17 Canis Majoris

Observation data Epoch J2000 Equinox ICRS
- Constellation: Canis Major
- Right ascension: 06^{h} 55^{m} 02.73800^{s}
- Declination: −20° 24′ 17.5578″
- Apparent magnitude (V): 5.80

Characteristics
- Evolutionary stage: Main sequence
- Spectral type: A2 V
- B−V color index: 0.048±0.003

Astrometry
- Radial velocity (R_{v}): −12.9±0.5 km/s
- Proper motion (μ): RA: −0.242 mas/yr Dec.: −10.241 mas/yr
- Parallax (π): 5.4157±0.0438 mas
- Distance: 602 ± 5 ly (185 ± 1 pc)
- Absolute magnitude (M_{V}): −0.14

Details
- Mass: 2.84±0.05 M_{☉}
- Radius: 5.2 R_{☉}
- Luminosity: 126+18 −15 L_{☉}
- Surface gravity (log g): 3.38 cgs
- Temperature: 8,872+164 −162 K
- Rotational velocity (v sin i): 43 km/s
- Age: 340 Myr
- Other designations: 17 CMa, BD−20°1624, GC 9078, HD 51055, HIP 33248, HR 2588, SAO 172569, ADS 5585, CCDM 06550-2025, WDS J06550-2024

Database references
- SIMBAD: data

= 17 Canis Majoris =

Star in the constellation Canis Major

17 Canis Majoris is a single star in the southern constellation of Canis Major, located 602 light years away from the Sun. It is visible to the naked eye as a dim, white-hued star with an apparent visual magnitude of 5.80. The object is moving closer to the Earth with a heliocentric radial velocity of −13 km/s.

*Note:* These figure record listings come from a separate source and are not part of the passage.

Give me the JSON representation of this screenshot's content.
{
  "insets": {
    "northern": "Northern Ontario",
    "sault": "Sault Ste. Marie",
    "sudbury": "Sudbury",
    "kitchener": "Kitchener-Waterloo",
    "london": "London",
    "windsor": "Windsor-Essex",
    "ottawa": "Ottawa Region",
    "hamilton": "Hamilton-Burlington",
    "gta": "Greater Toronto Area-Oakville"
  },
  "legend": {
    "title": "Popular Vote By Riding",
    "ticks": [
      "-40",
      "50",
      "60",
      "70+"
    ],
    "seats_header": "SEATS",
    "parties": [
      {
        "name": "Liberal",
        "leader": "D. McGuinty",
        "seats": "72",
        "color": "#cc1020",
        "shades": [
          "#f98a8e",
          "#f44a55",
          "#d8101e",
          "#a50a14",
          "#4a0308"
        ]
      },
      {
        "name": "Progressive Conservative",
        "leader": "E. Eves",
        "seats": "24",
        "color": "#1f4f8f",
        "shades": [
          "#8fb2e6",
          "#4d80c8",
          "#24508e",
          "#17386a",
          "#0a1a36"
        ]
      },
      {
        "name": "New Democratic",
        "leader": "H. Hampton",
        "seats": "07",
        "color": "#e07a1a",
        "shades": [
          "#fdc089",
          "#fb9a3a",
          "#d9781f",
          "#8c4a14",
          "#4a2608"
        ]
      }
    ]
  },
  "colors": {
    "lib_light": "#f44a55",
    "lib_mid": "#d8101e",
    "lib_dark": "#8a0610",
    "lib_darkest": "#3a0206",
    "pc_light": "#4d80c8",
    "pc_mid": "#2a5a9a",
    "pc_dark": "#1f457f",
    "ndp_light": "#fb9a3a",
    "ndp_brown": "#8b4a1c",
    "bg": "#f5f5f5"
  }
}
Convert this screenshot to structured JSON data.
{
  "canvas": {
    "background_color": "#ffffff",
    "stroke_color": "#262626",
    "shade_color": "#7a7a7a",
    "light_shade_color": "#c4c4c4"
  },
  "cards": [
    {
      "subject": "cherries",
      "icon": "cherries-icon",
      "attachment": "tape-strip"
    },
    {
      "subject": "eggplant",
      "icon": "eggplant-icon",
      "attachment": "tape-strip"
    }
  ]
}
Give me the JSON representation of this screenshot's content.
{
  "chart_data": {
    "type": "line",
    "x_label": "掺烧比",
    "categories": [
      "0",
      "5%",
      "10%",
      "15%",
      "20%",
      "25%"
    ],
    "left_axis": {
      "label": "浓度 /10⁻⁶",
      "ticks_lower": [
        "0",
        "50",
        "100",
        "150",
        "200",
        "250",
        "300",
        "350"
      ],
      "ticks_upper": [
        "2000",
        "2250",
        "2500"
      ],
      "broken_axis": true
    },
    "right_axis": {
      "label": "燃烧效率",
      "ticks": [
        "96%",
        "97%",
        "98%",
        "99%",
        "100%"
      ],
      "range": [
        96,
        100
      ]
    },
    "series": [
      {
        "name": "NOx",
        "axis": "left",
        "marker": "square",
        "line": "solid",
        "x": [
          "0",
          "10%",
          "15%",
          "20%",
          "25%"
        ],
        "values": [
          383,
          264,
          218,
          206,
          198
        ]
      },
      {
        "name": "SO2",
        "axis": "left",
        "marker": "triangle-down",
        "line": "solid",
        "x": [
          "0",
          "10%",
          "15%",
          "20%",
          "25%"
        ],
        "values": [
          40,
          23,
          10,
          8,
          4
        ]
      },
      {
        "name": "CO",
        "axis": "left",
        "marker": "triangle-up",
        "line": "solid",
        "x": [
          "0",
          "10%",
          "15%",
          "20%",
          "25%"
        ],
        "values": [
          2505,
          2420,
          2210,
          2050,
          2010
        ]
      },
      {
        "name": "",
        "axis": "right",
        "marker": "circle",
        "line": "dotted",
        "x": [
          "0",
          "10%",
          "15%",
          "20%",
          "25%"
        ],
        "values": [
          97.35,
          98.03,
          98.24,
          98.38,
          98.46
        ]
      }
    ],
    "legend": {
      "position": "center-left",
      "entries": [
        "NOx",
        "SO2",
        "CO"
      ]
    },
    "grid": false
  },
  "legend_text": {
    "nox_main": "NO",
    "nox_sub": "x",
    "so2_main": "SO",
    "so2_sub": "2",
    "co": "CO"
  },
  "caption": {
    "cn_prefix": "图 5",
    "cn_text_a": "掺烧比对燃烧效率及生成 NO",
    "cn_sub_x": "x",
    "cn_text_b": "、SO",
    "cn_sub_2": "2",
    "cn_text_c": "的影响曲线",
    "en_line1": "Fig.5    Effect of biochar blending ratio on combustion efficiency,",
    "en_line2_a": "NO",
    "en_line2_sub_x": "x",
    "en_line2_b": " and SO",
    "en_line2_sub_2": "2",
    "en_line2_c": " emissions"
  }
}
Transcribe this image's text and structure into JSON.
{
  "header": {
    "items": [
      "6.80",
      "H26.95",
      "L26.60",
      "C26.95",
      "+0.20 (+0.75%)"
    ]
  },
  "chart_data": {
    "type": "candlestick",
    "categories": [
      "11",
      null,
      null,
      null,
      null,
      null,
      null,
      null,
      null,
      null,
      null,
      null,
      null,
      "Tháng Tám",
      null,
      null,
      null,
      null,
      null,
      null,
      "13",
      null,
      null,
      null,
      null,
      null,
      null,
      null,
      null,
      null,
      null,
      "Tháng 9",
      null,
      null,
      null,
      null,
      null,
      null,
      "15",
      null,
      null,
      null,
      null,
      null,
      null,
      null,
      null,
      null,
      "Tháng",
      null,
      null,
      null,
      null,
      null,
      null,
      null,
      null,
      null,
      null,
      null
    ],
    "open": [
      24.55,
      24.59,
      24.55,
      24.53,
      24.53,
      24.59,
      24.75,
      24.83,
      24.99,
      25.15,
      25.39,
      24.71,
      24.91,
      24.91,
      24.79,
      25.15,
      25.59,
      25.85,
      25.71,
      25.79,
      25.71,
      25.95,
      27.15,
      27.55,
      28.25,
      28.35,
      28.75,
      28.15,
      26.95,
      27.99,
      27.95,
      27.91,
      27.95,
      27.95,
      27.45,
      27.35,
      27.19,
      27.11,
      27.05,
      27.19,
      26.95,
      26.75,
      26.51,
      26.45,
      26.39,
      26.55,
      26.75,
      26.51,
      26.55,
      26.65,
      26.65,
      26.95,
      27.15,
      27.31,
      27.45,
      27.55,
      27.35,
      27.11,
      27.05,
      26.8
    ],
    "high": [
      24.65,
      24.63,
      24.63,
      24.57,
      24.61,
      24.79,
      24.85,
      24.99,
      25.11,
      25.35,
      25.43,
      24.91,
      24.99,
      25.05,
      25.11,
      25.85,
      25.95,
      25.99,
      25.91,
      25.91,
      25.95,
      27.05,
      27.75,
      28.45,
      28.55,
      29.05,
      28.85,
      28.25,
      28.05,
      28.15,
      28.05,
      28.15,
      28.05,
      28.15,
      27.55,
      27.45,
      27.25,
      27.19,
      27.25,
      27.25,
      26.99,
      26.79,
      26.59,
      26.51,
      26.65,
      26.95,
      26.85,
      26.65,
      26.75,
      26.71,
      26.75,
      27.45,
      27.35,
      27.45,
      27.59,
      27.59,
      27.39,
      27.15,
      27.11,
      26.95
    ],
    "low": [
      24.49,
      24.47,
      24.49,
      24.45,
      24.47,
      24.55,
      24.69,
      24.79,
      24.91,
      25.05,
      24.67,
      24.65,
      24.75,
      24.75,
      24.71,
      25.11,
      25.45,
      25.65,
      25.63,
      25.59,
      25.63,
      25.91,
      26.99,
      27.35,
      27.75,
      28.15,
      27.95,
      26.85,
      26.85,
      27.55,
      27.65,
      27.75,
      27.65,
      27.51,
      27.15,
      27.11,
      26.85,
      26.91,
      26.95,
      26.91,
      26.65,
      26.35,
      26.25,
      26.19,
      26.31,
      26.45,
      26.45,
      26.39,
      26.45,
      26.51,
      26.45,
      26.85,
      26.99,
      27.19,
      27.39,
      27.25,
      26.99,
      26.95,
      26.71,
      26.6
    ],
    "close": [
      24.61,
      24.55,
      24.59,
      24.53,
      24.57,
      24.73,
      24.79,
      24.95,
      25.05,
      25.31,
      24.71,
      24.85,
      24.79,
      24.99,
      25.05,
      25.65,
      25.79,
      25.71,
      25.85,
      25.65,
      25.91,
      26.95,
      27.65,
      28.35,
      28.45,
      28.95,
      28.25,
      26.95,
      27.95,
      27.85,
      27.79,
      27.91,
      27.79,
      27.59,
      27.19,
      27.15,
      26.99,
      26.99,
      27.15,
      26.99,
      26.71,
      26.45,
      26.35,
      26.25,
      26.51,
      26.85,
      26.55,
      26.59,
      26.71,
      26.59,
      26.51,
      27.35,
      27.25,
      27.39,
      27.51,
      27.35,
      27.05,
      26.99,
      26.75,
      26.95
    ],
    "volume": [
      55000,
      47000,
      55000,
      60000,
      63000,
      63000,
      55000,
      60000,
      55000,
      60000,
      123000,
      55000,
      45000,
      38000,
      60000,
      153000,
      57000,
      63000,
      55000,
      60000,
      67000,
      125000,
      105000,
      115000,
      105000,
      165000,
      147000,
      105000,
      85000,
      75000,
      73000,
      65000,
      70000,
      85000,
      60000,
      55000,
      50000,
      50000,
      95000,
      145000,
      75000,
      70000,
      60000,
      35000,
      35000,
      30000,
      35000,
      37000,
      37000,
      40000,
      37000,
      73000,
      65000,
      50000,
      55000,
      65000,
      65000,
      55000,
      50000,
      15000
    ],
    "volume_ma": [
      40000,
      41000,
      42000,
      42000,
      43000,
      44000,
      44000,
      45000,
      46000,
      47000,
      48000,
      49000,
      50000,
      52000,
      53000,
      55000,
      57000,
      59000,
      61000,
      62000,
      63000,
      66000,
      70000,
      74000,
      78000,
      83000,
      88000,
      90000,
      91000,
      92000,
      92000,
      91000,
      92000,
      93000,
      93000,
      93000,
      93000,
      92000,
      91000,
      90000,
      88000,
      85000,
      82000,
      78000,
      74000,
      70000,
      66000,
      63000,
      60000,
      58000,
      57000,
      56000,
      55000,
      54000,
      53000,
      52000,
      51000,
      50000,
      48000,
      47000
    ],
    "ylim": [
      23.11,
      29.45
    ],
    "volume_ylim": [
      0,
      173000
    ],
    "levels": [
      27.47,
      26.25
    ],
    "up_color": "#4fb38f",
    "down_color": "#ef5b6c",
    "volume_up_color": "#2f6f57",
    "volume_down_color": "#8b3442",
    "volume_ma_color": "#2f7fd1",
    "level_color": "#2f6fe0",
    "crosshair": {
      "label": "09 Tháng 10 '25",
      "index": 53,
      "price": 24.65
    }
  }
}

This is an A-type main-sequence star with a stellar classification of A2 V, and is near the end of its main sequence lifetime. It has 2.8 times the mass of the Sun and is spinning with a projected rotational velocity of 43 km/s. The star is radiating 126 times the luminosity of the Sun from its photosphere at an effective temperature of 8,872 K. It has a magnitude 8.66 visual companion at an angular separation of 42.90 arcsecond along a position angle of 147°, as of 2015.